Pastoureau seems to have cared little for the reviews of his books in public magazines, and focuses on the three academic reviews, all by 'historians who really read my book' (p. 60). For a fourth review, the publisher had sent a review copy to one of the author's friends. The friend asked him to help him write the review: they had fun co-authoring the review, and Pastoureau was able to criticize his own publisher for selecting too long a title for the book and for not paying a professional translator for the numerous translations from medieval sources in his book. At least ten translations of his book have subsequently appeared, including into Polish, Italian, Portuguese, German, Japanese, and Korean, which attests to the global popularity of the Arthurian narratives in the twentieth century. He also received a prize for the book, and by none less than the Académie Française; but Pastoureau believes he received the recognition because of his great aunt, who happened to be Claude Lévi-Strauss' mother (and Lévi-Strauss was a member of the Académie).
His first book also led to his role as consultant for two films: Éric Rohmer's Perceval le Gallois (1978) and Jean-Jacques Annaud's The Name of the Rose (1986). Pastoureau liked answering the filmmakers' questions, because they were the kinds of questions 'historians had only rarely considered' (p. 68). However, in general he cared little about this public engagement, just as he disliked larger academic conferences. Using a term coined by Jacques Le Goff, Pastoureau likens academic meetings to an illness of sorts, 'la colloquite' (pp. 85–96; an English translation would be 'conferencitis'), and the worst of these morbid encounters apparently happened at my own alma mater, the Universität Regensburg, in 1979. He abhorred even the non-academic features of that congress—tours, visits, and convivial get-togethers—and dismisses them as forced forms of 'Gemütlichkeit' (p. 92).

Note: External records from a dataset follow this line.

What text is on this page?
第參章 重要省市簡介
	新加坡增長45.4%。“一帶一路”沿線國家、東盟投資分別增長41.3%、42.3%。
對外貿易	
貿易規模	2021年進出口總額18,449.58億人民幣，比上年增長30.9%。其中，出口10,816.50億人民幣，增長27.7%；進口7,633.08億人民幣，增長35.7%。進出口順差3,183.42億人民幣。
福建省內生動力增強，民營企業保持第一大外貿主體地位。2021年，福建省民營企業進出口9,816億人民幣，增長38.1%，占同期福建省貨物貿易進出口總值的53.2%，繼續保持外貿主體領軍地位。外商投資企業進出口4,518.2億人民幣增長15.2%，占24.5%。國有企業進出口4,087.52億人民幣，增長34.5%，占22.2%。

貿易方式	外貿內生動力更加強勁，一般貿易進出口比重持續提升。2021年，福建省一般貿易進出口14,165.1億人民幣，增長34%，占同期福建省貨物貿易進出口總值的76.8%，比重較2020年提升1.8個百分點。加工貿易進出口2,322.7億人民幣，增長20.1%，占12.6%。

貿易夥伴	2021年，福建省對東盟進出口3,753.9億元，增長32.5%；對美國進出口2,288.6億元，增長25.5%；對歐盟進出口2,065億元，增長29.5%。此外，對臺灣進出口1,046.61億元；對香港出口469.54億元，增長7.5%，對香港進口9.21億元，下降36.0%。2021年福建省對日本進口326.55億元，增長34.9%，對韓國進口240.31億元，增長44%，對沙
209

Unsurprisingly, he revisits, from a distance of more than half a century, the viability of employing works of the human (literary) imagination (the many medieval narratives of King Arthur and his knights) to offer a realistic picture of 'daily life' in medieval Europe. He decides to answer this vexing question by citing his fellow historian Le Goff, who told him: 'Please think of an ethnographer who investigates a non-European society and who would silence everything related to the value systems, sensibilities, representations, emotions, dreams, in short: the entirety of [End Page 134] that society's imaginary. This kind of ethnographer's observations would be entirely mangled … Well, the same is true for the historian of the European Middle Ages: The imaginary is not the antithesis of reality, but part of it' (p. 109). Pastoureau ends on a note condemning some of his professional pet peeves: he sees too many current colleagues confound the work of 'history' with that of 'memory'; and he despises all forms of teleological presentism because they instrumentalize historical fact for contemporary purposes. He also believes that the sins of presentism are committed predominantly in the United States.